How to I read in select columns from IPUMs data with ipumsr?

I’m trying to read in only select columns from an IPUMs USA dataset with the ipumsr R package. The following code is not working. It reads in all the columns in the dataset. Any ideas?

test <- read_ipums_micro(ipumsi_ddi_file, vars = c(YEAR,MET2013,PERWT), verbose = FALSE,n_max=10)

The code you have should work. I would just make sure that “ipumsi_ddi_file” corresponds to the ddi file of your IPUMS USA extract. If the issue persists, you could use the following to create a subset of the full data set with your columns of interest:

data <- subset(test, select = c(YEAR,MET2013,PERWT)

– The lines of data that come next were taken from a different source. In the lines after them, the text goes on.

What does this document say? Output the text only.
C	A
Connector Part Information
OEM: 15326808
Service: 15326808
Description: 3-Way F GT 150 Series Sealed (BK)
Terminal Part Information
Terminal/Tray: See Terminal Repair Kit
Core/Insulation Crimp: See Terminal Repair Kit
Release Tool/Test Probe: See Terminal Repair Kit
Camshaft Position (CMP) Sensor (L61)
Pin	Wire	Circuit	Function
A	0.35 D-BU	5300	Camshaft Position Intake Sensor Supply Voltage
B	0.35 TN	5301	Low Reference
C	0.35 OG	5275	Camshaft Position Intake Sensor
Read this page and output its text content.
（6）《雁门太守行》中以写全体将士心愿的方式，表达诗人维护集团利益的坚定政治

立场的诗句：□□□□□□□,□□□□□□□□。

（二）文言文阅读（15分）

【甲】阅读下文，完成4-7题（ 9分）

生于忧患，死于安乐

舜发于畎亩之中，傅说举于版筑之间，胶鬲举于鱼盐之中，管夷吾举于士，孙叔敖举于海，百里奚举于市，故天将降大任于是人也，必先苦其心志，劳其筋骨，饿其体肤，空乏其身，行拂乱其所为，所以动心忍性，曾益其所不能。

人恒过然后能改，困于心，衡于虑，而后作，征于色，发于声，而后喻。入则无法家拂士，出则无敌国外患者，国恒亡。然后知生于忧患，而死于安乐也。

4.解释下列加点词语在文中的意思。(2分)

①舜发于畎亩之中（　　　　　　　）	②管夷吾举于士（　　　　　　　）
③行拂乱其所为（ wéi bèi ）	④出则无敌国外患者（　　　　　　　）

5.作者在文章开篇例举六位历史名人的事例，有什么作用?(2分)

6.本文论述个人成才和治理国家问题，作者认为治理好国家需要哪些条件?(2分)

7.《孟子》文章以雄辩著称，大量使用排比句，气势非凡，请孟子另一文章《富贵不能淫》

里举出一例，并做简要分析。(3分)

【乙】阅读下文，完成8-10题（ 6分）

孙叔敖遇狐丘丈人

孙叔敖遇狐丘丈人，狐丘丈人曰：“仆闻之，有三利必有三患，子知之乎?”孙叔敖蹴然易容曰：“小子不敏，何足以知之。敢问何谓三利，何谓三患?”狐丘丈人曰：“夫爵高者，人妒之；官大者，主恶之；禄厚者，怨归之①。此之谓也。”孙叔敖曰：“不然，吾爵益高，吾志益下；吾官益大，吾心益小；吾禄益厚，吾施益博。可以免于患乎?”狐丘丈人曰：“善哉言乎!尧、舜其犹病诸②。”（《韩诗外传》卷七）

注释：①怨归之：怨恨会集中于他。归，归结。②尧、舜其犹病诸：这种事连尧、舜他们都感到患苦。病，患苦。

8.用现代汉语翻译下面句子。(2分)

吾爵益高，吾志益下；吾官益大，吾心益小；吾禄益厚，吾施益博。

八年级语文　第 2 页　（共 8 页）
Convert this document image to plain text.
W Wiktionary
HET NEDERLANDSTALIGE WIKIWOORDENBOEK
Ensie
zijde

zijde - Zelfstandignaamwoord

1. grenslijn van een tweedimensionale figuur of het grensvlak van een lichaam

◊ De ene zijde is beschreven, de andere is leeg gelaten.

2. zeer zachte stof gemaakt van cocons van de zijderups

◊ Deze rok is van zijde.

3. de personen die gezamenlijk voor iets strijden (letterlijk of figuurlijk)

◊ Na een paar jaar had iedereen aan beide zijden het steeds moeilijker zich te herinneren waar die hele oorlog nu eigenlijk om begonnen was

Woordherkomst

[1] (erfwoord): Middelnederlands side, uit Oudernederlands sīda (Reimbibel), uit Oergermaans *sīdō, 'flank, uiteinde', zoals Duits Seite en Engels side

Can you check to see if the following works for reading in a subset of the example extract included in the ipumsr package?

library(ipumsr)
read_ipums_micro(
ipums_example(“cps_00006.xml”),
vars = c(YEAR, SERIAL),
n_max = 10
)

If not, you should try reinstalling ipumsr from cran using: install.packages(‘ipumsr’)

Hi Michelle,

Your code works fine for me so the issue seems to be the particular DDI file that I am using (ie. test below has 55 columns while test2 has 2 columns). I am trying to limit the number of columns for memory considerations on the initial load, otherwise a select or subset statment like you suggested would work fine.

The other thing that would be helpful (given memory limitations) is if I could read in only a specific selection of rows data at a time (such as one metropolitan area or state) but I’m not sure how to do that within ipumsr functions.

test <- read_ipums_micro(ipumsi_ddi_file,
vars = c(YEAR, SERIAL),
n_max = 10)

test2 <-
read_ipums_micro(
ipums_example(“cps_00006.xml”),
vars = c(YEAR, SERIAL),
n_max = 10
)

Hi there,

This appears to be a bug in ipumsr - currently you cannot select columns from a csv file. As an immediate fix, you could change your extract to be a fixed width (.dat) file instead of a csv.

Otherwise, I hope to fix this in ipumsr soon. You can track progress here: https://github.com/mnpopcenter/ipumsr…

As for subsetting large extracts by row, you can use the Select Cases feature in our extract engine. I would like to add better support into ipumsr, but that is probably further off in the future.

https://cps.ipums.org/cps-action/faq#…

Thanks for reporting!

Greg

Hi Greg,

Thanks for making a ticket and for the suggestion on using a .dat file. Also, to clarify the reason why I was interested in reading in a selection of data from the data extract using ipumsr instead of requesting a smaller data extract is that I am analyzing ~40 metropolitan statistical areas (MSA) so it would be a bit of a pain to request them in separate data extracts.

However, if I had the ability to download the entire ~40 MSA dataset but only read in one MSA at a time into memory with ipumsr, then I could easily iterate through this dataset and not run up against memory limitations on a laptop. For the time being I think I will just use a smaller data extract for testing and then run the entire ~40 MSA dataset on a desktop with more memory when I have my code in a good state.

Thanks for your help, Greg and Michelle.

Best,

Jesse

Returning to this old question to mention some brand new functionality in ipumsr.

The newest version of ipumsr (released over the weekend to CRAN) has a function read_ipums_micro_chunked() which allows for working with data in chunks without having to store the whole thing in memory. This could allow for filtering out the unwanted MSAs as you describe. For more details, see the “big data” vignette.